Background: Operative resection is the treatment of choice for native aortic coarctation in most institutions. The ideal timing for elective repair is still a matter of debate. This study evaluated one institution's results with resection and end-to-end anastomosis in the first year of life.

Methods: Between January 1987 and December 1993, 46 neonates and infants with functionally isolated aortic coarctation underwent operative resection and end-to-end anastomosis. For the patients included in the study, all hospital records, catheterization data, and operative protocols were evaluated for retrospective analysis. To obtain valid follow-up information, all patients were systematically seen on an outpatient basis during 1994.

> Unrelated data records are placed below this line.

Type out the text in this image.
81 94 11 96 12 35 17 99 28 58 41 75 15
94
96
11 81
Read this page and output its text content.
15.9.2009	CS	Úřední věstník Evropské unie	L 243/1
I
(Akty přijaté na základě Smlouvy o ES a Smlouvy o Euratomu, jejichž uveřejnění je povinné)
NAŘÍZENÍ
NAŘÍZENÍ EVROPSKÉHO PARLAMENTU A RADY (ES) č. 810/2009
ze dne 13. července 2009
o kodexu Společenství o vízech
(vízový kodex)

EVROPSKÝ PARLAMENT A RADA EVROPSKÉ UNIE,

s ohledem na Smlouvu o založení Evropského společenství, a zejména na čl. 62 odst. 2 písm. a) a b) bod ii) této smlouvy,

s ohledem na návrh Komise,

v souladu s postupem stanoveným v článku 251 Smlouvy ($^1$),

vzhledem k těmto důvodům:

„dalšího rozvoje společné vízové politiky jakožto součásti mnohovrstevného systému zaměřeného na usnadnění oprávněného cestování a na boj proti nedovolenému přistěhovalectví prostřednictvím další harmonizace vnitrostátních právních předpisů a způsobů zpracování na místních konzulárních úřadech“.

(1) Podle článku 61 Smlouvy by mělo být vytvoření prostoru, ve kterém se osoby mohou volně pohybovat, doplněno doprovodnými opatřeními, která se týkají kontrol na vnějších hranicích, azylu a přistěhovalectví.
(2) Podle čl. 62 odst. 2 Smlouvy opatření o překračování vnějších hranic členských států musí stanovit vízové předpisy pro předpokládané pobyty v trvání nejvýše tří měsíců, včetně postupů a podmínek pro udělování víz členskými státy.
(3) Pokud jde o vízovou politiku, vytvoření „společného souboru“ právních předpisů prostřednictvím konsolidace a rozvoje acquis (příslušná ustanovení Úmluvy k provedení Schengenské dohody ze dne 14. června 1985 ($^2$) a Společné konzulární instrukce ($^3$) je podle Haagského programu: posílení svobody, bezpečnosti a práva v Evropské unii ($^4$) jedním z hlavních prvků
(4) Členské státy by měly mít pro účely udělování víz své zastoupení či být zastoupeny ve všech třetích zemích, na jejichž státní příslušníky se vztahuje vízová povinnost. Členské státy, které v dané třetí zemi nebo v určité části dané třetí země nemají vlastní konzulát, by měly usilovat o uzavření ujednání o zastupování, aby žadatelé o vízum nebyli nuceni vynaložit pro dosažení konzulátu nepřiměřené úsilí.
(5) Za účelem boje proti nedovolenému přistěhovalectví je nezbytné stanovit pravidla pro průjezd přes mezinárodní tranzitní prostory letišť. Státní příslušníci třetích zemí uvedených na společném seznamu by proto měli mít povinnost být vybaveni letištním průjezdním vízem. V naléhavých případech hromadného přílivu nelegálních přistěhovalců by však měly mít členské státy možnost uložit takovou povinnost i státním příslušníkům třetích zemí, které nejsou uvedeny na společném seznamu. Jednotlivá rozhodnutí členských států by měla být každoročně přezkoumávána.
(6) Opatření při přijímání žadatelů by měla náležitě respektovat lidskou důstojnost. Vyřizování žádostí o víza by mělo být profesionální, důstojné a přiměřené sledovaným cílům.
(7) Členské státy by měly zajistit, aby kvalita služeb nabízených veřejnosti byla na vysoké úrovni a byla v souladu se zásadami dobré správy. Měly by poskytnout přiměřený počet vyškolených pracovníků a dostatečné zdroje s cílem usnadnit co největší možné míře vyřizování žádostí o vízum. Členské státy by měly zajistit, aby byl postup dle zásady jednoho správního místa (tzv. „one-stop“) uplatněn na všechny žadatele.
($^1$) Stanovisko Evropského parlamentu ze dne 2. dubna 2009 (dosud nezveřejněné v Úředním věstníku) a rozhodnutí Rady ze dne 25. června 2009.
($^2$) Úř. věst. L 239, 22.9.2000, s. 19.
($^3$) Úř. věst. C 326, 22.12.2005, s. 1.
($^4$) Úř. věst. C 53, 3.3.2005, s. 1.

Results: After a mean follow-up of 49 +/- 24 months (range, 13 to 95 months), recoarctation (arm-leg blood pressure gradient > 20 mm Hg) occurred in 5 of 26 patients with neonatal operations (19%) and in 1 of 20 patients with operations in infancy (5%, p = not significant). Four of these 6 children with recoarctation needed reintervention. The other 2 patients had only mild recoarctation (gradients of 22 and 30 mm Hg, respectively) and were not treated. In all 6 patients, recoarctation was diagnosed within the first 6 months postoperatively. During the whole follow-up period, right arm systolic blood pressures slightly above the 90th percentile of normal developed in 11 of the patients (24%) (7 in the group with neonatal operation and 4 after operation in infancy; p = not significant).

Conclusions: Resection with end-to-end anastomosis was shown to be an adequate therapeutic strategy for isolated aortic coarctation in neonates and infants. The results indicate that already beyond the neonatal age, there is a relatively low incidence of recoarctation.